College football's playoff will include a rotating semifinal format involving six bowl games, likely spread across two days near New Year's Day. It'll likely be the current BCS bowls, plus the Chick-fil-A and Cotton, with the national championship game following at a bid-out location a week later. This much we've known!
The biggest question at the moment, other than what to do with all this money and now that the Sugar Bowl is officially the SEC/Big 12 bowl, is whether a seventh bowl will join in, as the Big East and other conferences without AQ (the "AQ" concept is supposed to be dead, but is totally not one bit dead at all) tie-ins want. But Brett McMurphy's reporting that's not likely to happen:
This week sources told ESPN the seventh access bowl is, for all intents and purposes, "dead."
"In reality it's dead," a source said. "(Big East commissioner) Mike Aresco and (Pac-12 commissioner) Larry Scott will press it all the way to get an audience with the presidents, but I don't think it will change the outcome."

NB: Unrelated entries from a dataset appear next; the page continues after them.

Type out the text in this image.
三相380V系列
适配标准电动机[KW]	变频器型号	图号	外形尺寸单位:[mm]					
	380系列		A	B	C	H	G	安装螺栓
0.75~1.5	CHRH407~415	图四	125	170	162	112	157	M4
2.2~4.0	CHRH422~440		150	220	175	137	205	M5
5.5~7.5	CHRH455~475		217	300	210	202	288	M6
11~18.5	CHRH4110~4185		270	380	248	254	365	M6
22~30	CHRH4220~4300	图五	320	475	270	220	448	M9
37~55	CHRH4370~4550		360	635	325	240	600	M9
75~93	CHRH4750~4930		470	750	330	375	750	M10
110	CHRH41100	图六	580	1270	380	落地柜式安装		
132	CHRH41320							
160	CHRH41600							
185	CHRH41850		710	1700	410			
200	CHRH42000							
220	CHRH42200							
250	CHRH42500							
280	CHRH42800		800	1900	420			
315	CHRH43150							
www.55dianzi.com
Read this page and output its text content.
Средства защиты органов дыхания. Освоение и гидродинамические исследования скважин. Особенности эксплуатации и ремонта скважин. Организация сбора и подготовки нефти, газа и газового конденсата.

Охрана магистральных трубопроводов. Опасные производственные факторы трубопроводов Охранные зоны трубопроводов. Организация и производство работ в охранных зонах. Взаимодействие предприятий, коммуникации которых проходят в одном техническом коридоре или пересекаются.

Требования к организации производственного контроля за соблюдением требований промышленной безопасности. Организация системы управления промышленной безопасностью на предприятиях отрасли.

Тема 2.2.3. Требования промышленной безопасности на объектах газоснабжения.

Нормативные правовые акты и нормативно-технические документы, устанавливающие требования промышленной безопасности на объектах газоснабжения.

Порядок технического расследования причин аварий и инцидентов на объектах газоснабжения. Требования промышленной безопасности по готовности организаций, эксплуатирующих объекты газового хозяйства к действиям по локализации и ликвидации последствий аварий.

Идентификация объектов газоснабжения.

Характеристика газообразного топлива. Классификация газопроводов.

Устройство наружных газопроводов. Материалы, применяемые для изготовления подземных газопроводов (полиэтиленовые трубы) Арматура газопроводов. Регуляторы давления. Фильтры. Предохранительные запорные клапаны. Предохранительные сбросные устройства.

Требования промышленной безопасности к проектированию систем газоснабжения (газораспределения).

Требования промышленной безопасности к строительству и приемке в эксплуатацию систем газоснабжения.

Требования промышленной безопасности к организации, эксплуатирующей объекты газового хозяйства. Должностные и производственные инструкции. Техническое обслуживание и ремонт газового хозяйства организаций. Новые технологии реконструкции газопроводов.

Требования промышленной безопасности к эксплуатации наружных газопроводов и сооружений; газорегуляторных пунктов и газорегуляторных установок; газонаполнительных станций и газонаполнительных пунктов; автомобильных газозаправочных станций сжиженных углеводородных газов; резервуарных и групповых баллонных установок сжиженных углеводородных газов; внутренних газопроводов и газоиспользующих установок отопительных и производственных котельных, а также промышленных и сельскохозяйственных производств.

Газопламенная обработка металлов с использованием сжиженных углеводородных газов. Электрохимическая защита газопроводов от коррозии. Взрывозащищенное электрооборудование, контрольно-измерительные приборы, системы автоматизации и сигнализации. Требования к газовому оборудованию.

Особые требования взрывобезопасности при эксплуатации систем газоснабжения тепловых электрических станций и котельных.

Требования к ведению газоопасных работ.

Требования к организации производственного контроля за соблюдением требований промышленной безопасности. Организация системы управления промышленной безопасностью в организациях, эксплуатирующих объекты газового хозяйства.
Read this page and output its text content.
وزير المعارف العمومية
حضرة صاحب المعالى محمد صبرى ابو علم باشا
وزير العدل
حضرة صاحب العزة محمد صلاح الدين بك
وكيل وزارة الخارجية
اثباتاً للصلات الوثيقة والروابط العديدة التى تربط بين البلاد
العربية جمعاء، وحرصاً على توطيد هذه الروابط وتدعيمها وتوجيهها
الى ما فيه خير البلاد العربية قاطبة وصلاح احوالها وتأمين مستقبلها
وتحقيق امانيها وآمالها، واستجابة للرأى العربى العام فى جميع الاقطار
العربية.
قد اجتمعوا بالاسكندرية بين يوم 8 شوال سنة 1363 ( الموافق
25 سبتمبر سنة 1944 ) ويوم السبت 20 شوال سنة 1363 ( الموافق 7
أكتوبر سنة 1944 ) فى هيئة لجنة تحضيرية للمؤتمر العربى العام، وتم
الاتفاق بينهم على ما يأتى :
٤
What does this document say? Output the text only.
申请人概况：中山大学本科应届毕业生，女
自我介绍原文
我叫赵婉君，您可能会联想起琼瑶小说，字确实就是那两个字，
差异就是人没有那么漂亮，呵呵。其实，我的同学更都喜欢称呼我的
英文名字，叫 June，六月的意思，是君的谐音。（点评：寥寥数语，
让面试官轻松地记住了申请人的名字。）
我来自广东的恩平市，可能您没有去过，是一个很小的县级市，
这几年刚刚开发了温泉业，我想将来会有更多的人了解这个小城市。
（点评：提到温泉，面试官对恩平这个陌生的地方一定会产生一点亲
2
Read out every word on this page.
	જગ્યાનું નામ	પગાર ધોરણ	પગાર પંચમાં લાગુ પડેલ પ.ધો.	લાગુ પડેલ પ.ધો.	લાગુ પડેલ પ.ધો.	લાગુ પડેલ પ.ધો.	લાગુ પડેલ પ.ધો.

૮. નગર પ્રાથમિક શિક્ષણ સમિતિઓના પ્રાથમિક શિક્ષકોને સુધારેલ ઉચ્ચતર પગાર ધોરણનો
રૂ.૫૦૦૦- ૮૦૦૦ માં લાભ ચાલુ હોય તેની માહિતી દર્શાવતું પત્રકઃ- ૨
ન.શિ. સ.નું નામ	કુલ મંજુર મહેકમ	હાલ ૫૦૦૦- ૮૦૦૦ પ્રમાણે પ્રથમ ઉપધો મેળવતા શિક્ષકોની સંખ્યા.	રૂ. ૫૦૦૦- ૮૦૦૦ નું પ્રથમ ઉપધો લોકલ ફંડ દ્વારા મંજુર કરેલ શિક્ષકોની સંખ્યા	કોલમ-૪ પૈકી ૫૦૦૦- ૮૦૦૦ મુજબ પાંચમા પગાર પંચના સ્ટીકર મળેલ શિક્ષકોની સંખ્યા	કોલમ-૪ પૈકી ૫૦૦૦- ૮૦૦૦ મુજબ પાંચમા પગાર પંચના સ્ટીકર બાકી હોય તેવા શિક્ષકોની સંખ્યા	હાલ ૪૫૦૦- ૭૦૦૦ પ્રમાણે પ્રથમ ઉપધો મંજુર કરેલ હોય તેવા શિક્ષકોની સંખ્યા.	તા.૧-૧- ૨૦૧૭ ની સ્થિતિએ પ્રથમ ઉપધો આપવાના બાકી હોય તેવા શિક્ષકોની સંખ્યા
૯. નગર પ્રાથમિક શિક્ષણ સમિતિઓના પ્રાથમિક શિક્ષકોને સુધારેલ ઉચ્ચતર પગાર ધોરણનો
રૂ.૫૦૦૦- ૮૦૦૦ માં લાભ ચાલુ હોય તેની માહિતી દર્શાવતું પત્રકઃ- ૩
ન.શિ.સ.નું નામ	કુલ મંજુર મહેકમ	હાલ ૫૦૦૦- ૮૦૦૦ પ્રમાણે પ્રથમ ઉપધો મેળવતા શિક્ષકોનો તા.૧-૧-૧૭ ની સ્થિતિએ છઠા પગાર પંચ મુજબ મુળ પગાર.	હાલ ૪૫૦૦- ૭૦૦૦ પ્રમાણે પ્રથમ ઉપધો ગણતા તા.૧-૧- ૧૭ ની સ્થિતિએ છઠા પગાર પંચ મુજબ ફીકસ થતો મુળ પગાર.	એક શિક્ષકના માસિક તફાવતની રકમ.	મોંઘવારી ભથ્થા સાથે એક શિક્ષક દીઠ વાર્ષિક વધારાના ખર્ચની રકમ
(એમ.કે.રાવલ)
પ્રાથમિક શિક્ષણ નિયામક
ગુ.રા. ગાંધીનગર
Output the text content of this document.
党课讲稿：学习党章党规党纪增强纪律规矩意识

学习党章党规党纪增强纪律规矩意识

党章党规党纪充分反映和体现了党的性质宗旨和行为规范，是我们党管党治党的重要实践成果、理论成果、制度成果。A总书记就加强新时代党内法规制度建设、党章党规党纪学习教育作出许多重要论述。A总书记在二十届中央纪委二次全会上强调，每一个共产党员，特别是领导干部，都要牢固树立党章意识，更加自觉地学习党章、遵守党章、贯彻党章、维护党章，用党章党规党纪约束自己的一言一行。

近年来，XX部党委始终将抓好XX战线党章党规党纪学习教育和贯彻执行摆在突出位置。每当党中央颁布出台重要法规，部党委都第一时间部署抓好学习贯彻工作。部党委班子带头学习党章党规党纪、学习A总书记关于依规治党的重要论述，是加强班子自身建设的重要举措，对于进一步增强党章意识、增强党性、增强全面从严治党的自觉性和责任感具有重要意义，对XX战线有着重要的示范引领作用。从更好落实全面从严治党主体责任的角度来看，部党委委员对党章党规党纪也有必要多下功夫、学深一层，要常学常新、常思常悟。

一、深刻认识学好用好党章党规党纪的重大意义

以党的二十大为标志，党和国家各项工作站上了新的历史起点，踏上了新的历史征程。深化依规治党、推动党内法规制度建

Reasons in McMurphy's report include a seventh bowl projecting as being worth less than half as much money per year as the Orange Bowl ($60 million) -- which is itself not on the same level as the Rose and Sugar ($80 million) -- six-bowl arrangement's scheduling simplicity and consistent level of prestige from game to game (which of the current bowls would you say has enough cachet to be named alongside the Rose and Sugar?) and so forth, all of which we can translate as, "money money money money, money money; money money money money, money, money, money," and, "money."